Cloud Sync uses **incremental processing**, which means it does not re-import your full dataset at every run. Instead, it fetches only the rows that are new since the last successful sync.

***

#### 4.1 The `last_updated_at` cursor

Batch stores the last successful cursor value internally.

At each run, Batch fetches only rows where:

* `last_updated_at` is greater than the last stored cursor

This makes sync runs faster, more scalable, and more cost-efficient.

{% hint style="warning" %}
For events, `last_updated_at` should reflect when the row was **inserted** into the table, not when the event occurred (`event_time`).
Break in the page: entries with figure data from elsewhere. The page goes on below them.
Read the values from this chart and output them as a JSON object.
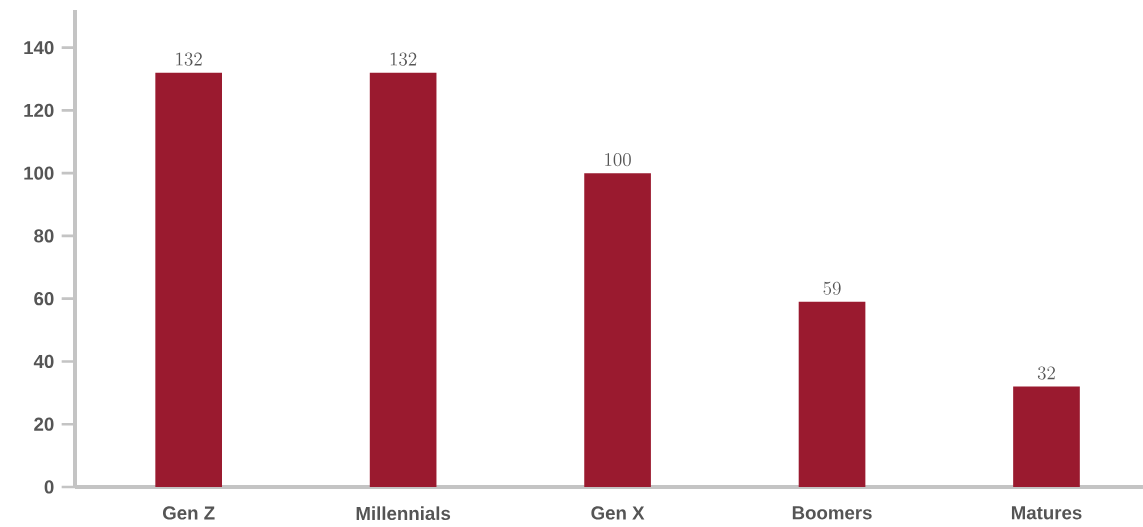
{
  "chart_data": {
    "type": "bar",
    "categories": [
      "Gen Z",
      "Millennials",
      "Gen X",
      "Boomers",
      "Matures"
    ],
    "values": [
      132,
      132,
      100,
      59,
      32
    ],
    "color": "#9a1a2f",
    "ylim": [
      0,
      152
    ],
    "yticks": [
      0,
      20,
      40,
      60,
      80,
      100,
      120,
      140
    ],
    "data_labels": true
  }
}
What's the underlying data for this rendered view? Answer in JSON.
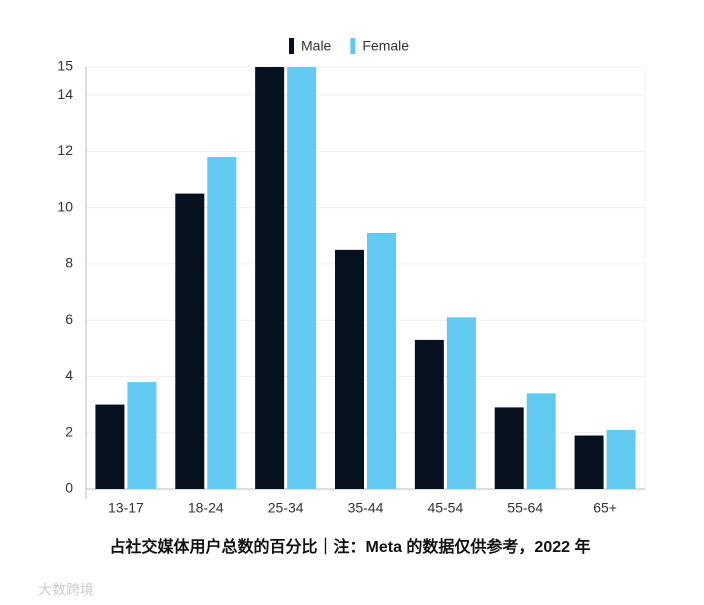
{
  "chart_data": {
    "type": "bar",
    "title": "占社交媒体用户总数的百分比｜注：Meta 的数据仅供参考，2022 年",
    "watermark": "大数跨境",
    "categories": [
      "13-17",
      "18-24",
      "25-34",
      "35-44",
      "45-54",
      "55-64",
      "65+"
    ],
    "series": [
      {
        "name": "Male",
        "color": "#06101f",
        "values": [
          3,
          10.5,
          15,
          8.5,
          5.3,
          2.9,
          1.9
        ]
      },
      {
        "name": "Female",
        "color": "#62c9f0",
        "values": [
          3.8,
          11.8,
          15,
          9.1,
          6.1,
          3.4,
          2.1
        ]
      }
    ],
    "ylim": [
      0,
      15
    ],
    "yticks": [
      0,
      2,
      4,
      6,
      8,
      10,
      12,
      14,
      15
    ],
    "grid": true,
    "legend": "top"
  }
}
Do not backfill or modify `last_updated_at` after insertion.
{% endhint %}

***

#### 4.2 Inserts and deletes

Incremental syncs capture:

* ✅ new event rows (inserts)

They do **not** capture:

* ❌ deletions — events sent to Batch are immutable; they cannot be removed via Cloud Sync

***

#### 4.3 Best practices for reliable incremental syncs

To avoid missing events:

* Set `last_updated_at` at **insertion time** and never modify it afterwards
* Use a View if you need to rename columns or apply type conversions
* Partition on `last_updated_at` for large datasets

***

### 5) Test and enable your Sync

Before enabling the schedule:

1. Run a **test sync**
2. Verify:
   * Events are created on the correct profiles
   * `event_time` is set correctly (or defaults to reception time as expected)
   * `date__` and `url__` fields are interpreted correctly
   * Object attributes are correctly stringified

Once enabled, Batch automatically handles batching and retries.